Understanding Contra Liability Accounts

When the original dollar amount is kept in the original account and a separate account is used for recording the deduction, the resulting financial information becomes more transparent and helpful for stakeholders. For example, a building is acquired for $20,000, that $20,000 is recorded on the general ledger while the depreciation of the building is recorded separately. Discount on sales account represents the discount amount a company gives to customers as an incentive to purchase its products or services. Both ways of accounting will have the same impact but the later one will give you more information such as purchases cost of machinery; how much depreciation is written off etc. When the company pays the cost of having the flyer printed, a journal entry is done. The purpose of the Sales Returns account is to track the reduction in the value of the revenue while preserving the original amount of sales revenue.

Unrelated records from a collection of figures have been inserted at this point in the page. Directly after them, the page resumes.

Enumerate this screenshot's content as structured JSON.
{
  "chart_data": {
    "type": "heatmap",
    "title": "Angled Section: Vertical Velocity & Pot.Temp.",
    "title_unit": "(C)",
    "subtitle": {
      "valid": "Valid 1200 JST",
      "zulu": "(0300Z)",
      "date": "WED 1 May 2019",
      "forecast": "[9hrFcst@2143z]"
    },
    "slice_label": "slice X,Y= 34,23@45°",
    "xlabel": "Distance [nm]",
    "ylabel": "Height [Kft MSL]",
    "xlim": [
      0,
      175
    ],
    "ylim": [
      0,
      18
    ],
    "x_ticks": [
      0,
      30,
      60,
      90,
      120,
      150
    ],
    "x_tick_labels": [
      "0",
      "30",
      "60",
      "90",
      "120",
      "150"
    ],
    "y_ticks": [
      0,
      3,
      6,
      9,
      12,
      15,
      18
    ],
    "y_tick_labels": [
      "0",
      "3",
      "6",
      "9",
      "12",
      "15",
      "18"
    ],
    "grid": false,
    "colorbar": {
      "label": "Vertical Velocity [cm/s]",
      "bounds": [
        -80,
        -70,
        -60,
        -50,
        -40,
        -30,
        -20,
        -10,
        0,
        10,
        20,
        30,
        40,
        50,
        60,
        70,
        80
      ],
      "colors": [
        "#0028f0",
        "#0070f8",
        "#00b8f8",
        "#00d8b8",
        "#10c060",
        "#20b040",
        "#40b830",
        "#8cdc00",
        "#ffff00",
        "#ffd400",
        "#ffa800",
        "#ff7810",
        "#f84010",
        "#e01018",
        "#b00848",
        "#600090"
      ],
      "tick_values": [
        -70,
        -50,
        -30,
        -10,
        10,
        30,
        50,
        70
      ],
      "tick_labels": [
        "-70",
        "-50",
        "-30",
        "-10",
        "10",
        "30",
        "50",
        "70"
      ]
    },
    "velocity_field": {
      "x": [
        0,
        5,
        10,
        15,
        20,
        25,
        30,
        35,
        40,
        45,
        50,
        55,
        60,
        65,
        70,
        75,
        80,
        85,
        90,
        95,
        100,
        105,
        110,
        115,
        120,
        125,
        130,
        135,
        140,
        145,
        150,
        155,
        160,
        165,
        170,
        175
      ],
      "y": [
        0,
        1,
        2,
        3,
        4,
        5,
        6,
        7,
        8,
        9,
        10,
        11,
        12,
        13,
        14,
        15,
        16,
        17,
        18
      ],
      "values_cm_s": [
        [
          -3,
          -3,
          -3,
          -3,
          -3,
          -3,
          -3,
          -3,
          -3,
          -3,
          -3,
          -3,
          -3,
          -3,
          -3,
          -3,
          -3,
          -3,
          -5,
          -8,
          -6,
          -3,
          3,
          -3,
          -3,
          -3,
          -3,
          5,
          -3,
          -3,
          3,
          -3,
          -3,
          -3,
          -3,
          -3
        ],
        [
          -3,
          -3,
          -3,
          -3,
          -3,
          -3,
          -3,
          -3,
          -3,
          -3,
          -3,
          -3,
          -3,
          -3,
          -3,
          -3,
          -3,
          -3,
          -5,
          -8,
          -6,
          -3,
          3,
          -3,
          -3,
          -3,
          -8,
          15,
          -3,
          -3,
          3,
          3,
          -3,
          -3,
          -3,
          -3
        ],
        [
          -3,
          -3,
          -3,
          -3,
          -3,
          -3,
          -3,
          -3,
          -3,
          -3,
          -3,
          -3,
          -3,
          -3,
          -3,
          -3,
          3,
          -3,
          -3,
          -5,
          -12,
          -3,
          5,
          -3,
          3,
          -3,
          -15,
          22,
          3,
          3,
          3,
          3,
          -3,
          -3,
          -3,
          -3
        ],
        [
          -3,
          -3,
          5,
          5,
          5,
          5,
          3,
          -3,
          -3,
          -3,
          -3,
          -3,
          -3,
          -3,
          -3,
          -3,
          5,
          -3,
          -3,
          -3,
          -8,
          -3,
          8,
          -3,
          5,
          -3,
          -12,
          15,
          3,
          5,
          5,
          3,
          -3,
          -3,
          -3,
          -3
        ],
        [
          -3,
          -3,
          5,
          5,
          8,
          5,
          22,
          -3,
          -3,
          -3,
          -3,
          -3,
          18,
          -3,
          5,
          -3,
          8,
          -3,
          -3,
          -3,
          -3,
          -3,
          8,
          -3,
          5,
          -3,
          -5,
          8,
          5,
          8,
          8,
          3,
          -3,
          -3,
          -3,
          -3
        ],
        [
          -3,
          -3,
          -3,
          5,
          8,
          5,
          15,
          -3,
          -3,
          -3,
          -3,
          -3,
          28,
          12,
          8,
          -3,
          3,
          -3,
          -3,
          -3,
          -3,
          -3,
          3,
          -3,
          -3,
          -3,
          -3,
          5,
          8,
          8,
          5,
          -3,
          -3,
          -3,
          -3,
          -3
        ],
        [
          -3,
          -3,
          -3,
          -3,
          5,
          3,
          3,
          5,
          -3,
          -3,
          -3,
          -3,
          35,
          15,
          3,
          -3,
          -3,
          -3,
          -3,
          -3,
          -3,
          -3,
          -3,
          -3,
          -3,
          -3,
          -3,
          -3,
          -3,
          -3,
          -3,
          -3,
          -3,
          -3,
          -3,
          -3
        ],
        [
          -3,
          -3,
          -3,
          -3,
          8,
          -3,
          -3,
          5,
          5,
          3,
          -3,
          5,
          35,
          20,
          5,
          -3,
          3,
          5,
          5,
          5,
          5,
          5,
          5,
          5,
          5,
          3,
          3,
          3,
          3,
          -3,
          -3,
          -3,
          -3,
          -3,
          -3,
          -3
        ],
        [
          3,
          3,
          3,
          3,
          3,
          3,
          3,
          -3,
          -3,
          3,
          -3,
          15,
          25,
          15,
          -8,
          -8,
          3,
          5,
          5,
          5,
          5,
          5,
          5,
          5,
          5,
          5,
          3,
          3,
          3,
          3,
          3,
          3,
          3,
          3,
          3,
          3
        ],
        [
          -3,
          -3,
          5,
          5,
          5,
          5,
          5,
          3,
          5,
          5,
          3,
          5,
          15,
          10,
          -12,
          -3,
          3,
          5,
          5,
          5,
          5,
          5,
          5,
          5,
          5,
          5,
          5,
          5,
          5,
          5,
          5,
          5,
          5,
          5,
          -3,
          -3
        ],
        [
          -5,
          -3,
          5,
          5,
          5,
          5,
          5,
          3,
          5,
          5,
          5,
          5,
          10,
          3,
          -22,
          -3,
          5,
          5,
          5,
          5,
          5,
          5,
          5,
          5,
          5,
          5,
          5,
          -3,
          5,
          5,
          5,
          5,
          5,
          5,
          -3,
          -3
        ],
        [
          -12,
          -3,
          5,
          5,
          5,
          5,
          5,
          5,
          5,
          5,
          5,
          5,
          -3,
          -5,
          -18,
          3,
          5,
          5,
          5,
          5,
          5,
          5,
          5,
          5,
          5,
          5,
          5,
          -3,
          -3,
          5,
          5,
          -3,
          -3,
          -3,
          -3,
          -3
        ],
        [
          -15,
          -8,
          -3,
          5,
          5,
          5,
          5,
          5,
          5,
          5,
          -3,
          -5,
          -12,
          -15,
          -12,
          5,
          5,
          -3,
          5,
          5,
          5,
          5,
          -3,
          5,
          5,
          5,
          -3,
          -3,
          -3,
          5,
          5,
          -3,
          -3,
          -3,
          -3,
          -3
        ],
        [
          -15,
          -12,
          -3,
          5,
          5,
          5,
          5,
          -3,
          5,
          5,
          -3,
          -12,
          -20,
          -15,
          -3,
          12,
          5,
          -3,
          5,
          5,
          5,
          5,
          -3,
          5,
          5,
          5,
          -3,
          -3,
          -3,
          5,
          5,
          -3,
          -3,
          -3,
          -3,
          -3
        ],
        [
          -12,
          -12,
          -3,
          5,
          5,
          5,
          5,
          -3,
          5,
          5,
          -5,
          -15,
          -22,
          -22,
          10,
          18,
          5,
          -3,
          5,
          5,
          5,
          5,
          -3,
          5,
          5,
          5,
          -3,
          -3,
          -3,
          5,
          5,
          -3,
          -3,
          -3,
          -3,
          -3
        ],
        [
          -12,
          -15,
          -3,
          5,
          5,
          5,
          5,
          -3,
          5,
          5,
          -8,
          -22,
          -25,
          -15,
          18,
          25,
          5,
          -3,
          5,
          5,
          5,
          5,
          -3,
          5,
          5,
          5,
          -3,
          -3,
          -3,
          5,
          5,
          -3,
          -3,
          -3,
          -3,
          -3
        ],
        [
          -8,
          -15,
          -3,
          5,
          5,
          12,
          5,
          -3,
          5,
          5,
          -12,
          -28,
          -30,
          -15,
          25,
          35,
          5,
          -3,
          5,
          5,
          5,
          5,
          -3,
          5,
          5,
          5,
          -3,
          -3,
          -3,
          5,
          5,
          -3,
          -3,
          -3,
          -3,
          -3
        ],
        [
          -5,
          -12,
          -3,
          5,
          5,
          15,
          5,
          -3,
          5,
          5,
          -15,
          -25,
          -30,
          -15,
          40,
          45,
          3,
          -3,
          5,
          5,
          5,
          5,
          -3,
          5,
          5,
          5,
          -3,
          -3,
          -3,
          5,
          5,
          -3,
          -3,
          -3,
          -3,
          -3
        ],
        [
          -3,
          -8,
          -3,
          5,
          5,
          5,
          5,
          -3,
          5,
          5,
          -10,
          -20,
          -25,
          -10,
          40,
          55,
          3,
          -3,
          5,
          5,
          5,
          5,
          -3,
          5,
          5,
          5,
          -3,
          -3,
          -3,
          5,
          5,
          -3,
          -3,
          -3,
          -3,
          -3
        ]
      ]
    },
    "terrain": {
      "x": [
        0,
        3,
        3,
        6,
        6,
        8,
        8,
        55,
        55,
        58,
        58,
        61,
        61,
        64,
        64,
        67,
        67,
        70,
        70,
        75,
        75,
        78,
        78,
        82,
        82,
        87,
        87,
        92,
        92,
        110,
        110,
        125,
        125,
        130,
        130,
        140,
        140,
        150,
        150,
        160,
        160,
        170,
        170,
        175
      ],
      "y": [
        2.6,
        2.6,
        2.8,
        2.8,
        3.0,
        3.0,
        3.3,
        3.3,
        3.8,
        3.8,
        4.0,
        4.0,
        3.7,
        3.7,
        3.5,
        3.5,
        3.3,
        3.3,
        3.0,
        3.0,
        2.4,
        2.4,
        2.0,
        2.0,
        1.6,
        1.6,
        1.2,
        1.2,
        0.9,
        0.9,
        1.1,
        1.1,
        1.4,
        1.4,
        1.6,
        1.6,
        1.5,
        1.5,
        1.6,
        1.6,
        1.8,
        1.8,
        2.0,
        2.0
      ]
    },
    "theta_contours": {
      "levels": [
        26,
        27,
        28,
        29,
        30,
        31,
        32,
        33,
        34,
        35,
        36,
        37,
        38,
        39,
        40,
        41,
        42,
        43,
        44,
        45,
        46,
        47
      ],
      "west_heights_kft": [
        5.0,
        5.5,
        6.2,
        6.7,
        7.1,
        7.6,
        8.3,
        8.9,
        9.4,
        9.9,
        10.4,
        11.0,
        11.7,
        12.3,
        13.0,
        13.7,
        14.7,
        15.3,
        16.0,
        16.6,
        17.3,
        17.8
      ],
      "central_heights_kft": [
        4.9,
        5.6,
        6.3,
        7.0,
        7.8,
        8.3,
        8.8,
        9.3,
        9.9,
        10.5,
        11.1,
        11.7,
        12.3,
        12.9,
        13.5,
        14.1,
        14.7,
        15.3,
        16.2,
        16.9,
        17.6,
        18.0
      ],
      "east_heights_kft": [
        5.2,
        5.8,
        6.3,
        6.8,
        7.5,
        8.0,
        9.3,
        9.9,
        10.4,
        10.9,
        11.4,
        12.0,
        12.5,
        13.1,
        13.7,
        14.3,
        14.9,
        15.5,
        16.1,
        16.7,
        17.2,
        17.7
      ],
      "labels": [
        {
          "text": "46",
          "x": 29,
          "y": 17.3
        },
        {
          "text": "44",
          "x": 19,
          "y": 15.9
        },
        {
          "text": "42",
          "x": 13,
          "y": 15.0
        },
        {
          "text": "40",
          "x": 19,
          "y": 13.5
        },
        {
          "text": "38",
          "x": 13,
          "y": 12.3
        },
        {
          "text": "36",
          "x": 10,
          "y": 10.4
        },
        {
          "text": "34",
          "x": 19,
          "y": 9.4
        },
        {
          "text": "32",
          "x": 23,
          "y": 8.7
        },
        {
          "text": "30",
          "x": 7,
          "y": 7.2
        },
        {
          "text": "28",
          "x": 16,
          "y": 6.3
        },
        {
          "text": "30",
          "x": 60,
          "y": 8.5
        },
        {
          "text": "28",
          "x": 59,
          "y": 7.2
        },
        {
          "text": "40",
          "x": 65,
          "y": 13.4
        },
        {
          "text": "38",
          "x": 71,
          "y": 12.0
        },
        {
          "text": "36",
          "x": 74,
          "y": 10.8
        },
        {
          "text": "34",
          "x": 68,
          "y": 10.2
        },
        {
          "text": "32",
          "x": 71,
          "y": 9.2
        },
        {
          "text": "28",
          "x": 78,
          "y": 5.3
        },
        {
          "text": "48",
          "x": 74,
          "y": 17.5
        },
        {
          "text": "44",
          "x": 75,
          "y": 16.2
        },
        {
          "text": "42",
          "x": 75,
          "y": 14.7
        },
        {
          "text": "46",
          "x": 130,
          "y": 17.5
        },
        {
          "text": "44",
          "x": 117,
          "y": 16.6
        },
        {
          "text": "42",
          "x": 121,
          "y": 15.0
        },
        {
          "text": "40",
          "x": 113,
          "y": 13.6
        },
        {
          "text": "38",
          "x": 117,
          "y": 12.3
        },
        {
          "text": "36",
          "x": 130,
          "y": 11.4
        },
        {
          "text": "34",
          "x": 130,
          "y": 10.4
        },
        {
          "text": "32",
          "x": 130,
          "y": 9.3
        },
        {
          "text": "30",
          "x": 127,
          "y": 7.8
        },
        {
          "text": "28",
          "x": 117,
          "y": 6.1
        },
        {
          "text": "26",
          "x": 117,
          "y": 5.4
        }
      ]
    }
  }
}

This means that accounts receivables have a debit balance of $10,000, and the firm credits revenue for $10,000. A customer returned $100 worth of items, claiming them to be defective. An important function of contra accounts is to preserve the historical value in the main account while presenting a reduction in the net value. By recording the offset in a separate contra account, accountants can see how much of the value in the main account has been offset. In the above journal entry “Discount on bonds payable account” offsets the “Bonds payable account”, this can be identified since both of them are oppositely treated i.e. debited and credited respectively. Reserve for obsolete inventory is a contra asset account used to write down the inventory account if inventory is considered obsolete.

When netted together, the two accounts yield the carrying value of a bond. Contra accounts are crucial in reducing the balance on the paired account. However, contra accounts allow them to track these transactions separately. Furthermore, these accounts are also crucial in allowing companies to record the original values for the paired accounts.